Jadi, jika semua definisi muhkam tersebut dirangkum, maka pengertian muhkam ialah lafal yang artinya dapat diketahui dengan jelas dan kuat secara berdiri sendiri tanpa ditakwilkan karena susunan tertibnya tepat, dan tidak musykil, karena pengertiannya masuk akal, sehingga dapat diamalkan karena tidak dinasakh.
Sedangkan pengertian mutasyabih ialah lafal-Al-Quran yang artinya samar, sehingga tidak dapat dijangkau oleh akal manusia karena bisa ditakwilkan macam-macam sehingga tidak dapat berdiri sendiri karena susunan tertibnya kurang tepat sehingga menimbulkan kesulitan cukup diyakini adanya saja dan tidak perlu amalkan, karena merupakan ilmu yang hanya dimonopoli Allah SWT.
Selain itu para ulama juga berlainan paham mengenai kemuhkaman Al-Qur’an dan kemutasyabihatannya. Sebab dalam Al-Quran ada ayat-ayat yang menerangkan bahwa semua Al-Quran itu muhkam, seperti surah Hud ayat 1, dan ada pula ayat-ayat yang menjelaskan bahwa semuanya mutasyabih, seperti ayat 23 surah Az-Zumar. Sebagaimana ada juga ayat-ayat yang menjelaskan ada sebagian Al-Quran yang muhkam dan sebagian lain mutasyabih, seperti ayat 7 surah Ali Imran.
Ada tiga pendapat para ulama mengenai masalah tersebut, sebagi berikut:
1.      Pendapat pertama berpendirian, bahwa semua Al-Qur’an itu muhkam, berdasarkan ayat 1 surah Hud: “كِتبٌ أُحْكِمَتْ آيتُهُ”  (suatu Kitab yang ayat-ayatnya tersusun rapih).

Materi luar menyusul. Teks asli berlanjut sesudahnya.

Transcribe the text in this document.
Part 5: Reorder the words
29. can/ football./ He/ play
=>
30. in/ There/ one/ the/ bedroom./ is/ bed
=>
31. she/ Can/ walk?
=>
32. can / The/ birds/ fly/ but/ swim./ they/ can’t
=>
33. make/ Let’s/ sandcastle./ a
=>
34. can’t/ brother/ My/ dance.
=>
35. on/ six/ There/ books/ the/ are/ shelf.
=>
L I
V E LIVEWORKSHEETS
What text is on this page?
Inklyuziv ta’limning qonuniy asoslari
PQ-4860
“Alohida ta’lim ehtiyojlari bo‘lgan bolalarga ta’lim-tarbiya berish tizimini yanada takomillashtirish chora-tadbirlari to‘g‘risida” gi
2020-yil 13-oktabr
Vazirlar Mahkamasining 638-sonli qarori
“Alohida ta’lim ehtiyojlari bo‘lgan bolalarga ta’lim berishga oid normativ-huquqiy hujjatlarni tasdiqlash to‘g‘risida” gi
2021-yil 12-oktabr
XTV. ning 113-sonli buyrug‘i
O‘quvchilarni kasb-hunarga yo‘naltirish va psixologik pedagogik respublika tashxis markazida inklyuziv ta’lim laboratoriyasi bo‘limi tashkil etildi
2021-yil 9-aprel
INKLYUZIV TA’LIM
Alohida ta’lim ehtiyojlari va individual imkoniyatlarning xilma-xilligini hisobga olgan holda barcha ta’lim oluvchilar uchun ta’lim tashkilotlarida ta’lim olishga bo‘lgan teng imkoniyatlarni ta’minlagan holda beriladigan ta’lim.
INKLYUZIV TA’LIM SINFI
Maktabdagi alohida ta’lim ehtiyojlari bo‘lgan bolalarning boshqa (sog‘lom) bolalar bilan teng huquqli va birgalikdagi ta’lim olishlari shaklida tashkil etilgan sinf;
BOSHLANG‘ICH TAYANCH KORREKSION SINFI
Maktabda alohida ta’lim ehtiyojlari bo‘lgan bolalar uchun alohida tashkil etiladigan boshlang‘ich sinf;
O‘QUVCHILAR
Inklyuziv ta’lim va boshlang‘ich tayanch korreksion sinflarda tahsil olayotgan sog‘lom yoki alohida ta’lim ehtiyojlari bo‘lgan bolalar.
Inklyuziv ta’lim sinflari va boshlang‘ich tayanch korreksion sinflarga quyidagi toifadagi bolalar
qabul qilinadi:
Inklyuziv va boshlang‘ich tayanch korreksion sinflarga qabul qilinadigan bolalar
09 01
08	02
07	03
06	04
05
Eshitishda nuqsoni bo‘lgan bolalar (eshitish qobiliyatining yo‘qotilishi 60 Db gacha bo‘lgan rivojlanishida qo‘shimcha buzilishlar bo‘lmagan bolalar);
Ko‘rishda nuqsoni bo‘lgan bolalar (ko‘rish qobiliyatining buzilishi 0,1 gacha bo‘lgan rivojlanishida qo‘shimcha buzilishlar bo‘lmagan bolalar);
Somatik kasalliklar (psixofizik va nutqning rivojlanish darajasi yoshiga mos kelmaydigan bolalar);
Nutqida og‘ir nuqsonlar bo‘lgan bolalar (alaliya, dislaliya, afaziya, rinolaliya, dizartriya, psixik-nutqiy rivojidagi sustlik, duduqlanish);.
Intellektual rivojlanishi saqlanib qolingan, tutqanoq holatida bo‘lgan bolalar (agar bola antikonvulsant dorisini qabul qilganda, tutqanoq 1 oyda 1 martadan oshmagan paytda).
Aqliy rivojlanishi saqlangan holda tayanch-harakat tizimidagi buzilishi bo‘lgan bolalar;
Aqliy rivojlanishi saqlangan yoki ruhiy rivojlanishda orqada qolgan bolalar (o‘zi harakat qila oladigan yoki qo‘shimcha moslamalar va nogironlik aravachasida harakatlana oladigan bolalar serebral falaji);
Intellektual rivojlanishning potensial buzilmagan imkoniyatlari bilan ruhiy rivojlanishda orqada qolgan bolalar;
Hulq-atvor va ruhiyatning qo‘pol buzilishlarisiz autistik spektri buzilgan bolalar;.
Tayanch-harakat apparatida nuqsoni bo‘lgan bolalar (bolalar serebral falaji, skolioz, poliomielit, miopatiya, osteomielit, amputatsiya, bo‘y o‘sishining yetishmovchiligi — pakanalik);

2.      Pendapat kedua mengatakan, bahwa Al-Qur’an itu seluruhnya mutasyabihat, dalam arti yang saling bersesuaian yang sebagian dengan bagian yang lain. Hal ini berdasarkan ayat 23 surah Az-Zumar:
اَللهُ نَزَّلَ اَحْسَنَ الْحَدِيْثِ كِتَابًامُتَشَابِهًامَثَانِيَ تَقْشَعِرًّ مِنْهُ جُلُوْدُ الَّذِيْنَ يَخْشَوْنَ رَبَّهُمْ
Artinya: “Allah telah menurunkan perkataan yang paling baik (yaitu) Al-Qur’an yang serupa (mutu ayat-ayatnya) lagi berulang ulang. Gemetar karenanya kulit orang-orang yang takut kepada Tuhannya.”
3.      Pendapat ketiga mengatakan, bahwa Al-Qur’an itu terdiri dari dua bagian, yakni muhkam dan mutasyabih. Pendapat ini berdasarkan ayat 7 surah Ali Imran.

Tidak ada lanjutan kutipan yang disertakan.